Digital manufacturing is the most fundamental shift in the industry since the days of Henry Ford, and the analysts write, “The era of near-perfect computational design and production will unleash as big a change in how we make things as the agricultural revolution did in how we grow things.”

Paul Perkins agrees. He serves as president of Amatrol, a Jeffersonville-based company that develops training tools and learning systems for technical education programs. He also chairs Indiana’s State Workforce Innovation Council.

Perkins confirms that digital manufacturing not only is the future, but that the future is now, and jobs are available after just six months of training or with a two-year associate’s degree.

“While digital manufacturing currently is used mainly for models and prototypes, it is not out of the question to expect that this process eventually will be used for mass production,” Perkins said. “By working in a virtual environment, manufacturers can make a perfect part with the very first part.”

The United States has a huge advantage for seizing these emerging opportunities: our nation’s youth. Ottino and Millsand explain that by the year 2020, the American population will be younger than the populations of China and Europe. While other global competitors remain, America’s relative youth can become a competitive advantage, but only if today’s high-school graduates and the students who follow are properly prepared for an economic era that the analysts write “will be defined by high talent not cheap labor.”

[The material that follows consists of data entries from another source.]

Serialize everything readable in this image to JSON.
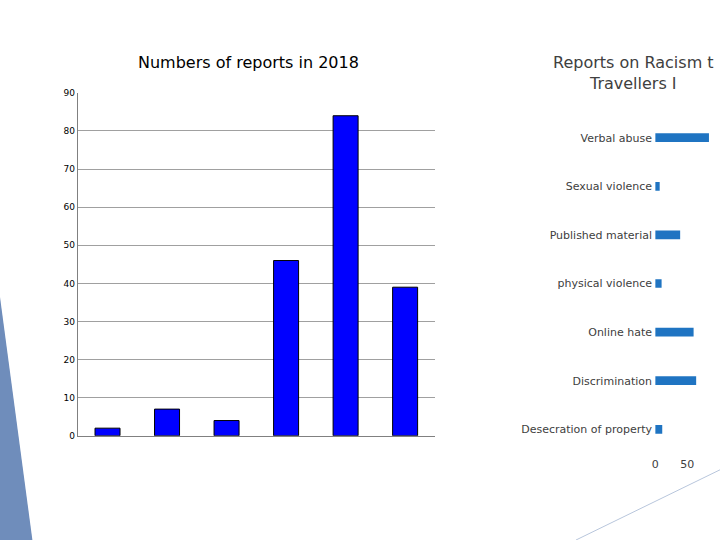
{
  "chart_data": [
    {
      "type": "bar",
      "title": "Numbers of reports in 2018",
      "categories": [
        null,
        null,
        null,
        null,
        null,
        null
      ],
      "values": [
        2,
        7,
        4,
        46,
        84,
        39
      ],
      "color": "#0000ff",
      "ylim": [
        0,
        90
      ],
      "yticks": [
        0,
        10,
        20,
        30,
        40,
        50,
        60,
        70,
        80,
        90
      ],
      "grid": true
    },
    {
      "type": "bar",
      "title": "Reports on Racism t\nTravellers I",
      "orientation": "horizontal",
      "categories": [
        "Verbal abuse",
        "Sexual violence",
        "Published material",
        "physical violence",
        "Online hate",
        "Discrimination",
        "Desecration of property"
      ],
      "values": [
        84,
        7,
        39,
        10,
        60,
        64,
        11
      ],
      "color": "#1f74c2",
      "xlim": [
        0,
        90
      ],
      "xticks": [
        0,
        50
      ],
      "grid": false
    }
  ]
}
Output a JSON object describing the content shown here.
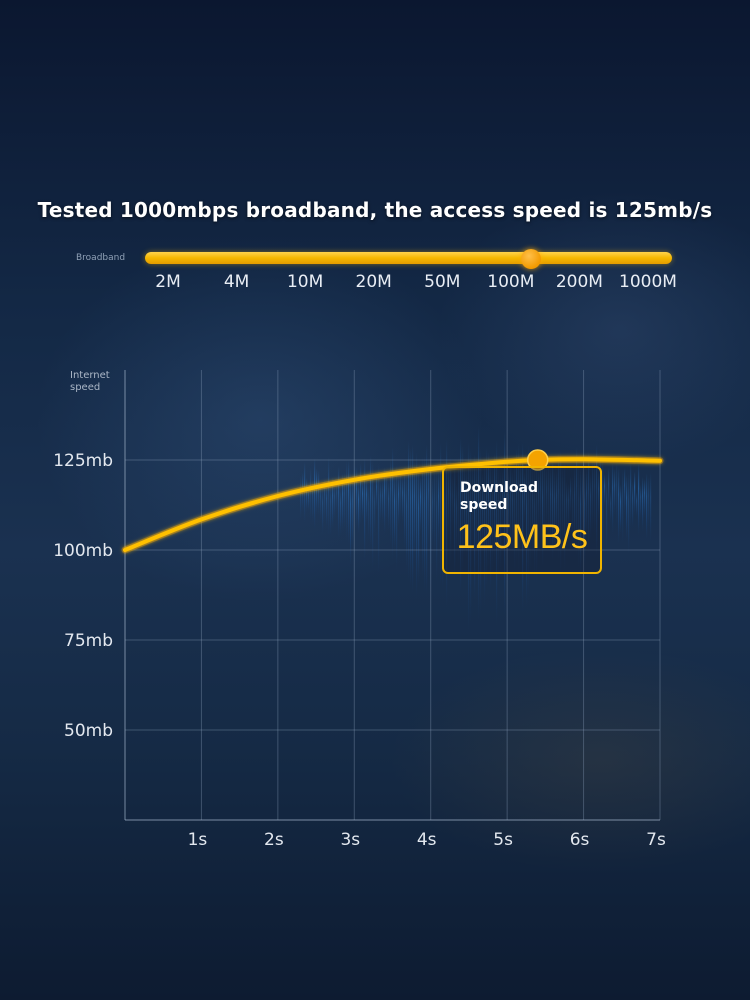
{
  "headline": "Tested 1000mbps broadband, the access speed is 125mb/s",
  "broadband": {
    "label": "Broadband",
    "ticks": [
      "2M",
      "4M",
      "10M",
      "20M",
      "50M",
      "100M",
      "200M",
      "1000M"
    ],
    "selected_index": 5.3,
    "track_color": "#f5b800"
  },
  "download_box": {
    "label": "Download speed",
    "value": "125MB/s"
  },
  "chart_data": {
    "type": "line",
    "title": "",
    "ylabel": "Internet speed",
    "xlabel": "",
    "x_ticks": [
      "1s",
      "2s",
      "3s",
      "4s",
      "5s",
      "6s",
      "7s"
    ],
    "y_ticks": [
      "50mb",
      "75mb",
      "100mb",
      "125mb"
    ],
    "xlim": [
      0,
      7
    ],
    "ylim": [
      25,
      150
    ],
    "series": [
      {
        "name": "Internet speed",
        "color": "#ffc000",
        "x": [
          0,
          1,
          2,
          3,
          4,
          5,
          5.4,
          6,
          7
        ],
        "y": [
          100,
          108.5,
          115,
          119.5,
          122.5,
          124.5,
          125,
          125.2,
          124.8
        ]
      }
    ],
    "highlight_point": {
      "x": 5.4,
      "y": 125
    }
  }
}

For example, of the 50 fastest-growing jobs in America, the U.S. Department of Labor reports that 64 percent require some level of education after high school. In fact, there will be more available jobs than qualified applicants. According to the McKinsey Global Institute, the gap will reach 1.5 million unfilled jobs requiring postsecondary education by 2020 – the year when today’s sixth- through eighth-graders will enter the labor market after (hopefully) earning a two- or four-year postsecondary degree.

But we need not wait until the year 2020. The labor market already rewards education. Federal statistics reveal that since January of 2010, the American economy has created about two million new jobs for workers with a postsecondary education.

Workforce participation among high-school graduates is just 50 percent, compared with 65 percent for associate degree holders and 75 percent for people with at least a bachelor’s degree.

The Class of 2012 discarded their radios for digital music. A similar modernization persists in the job market. By continuing their education, today’s graduates can seize the day and replace the Great Recession with the next Great Opportunity.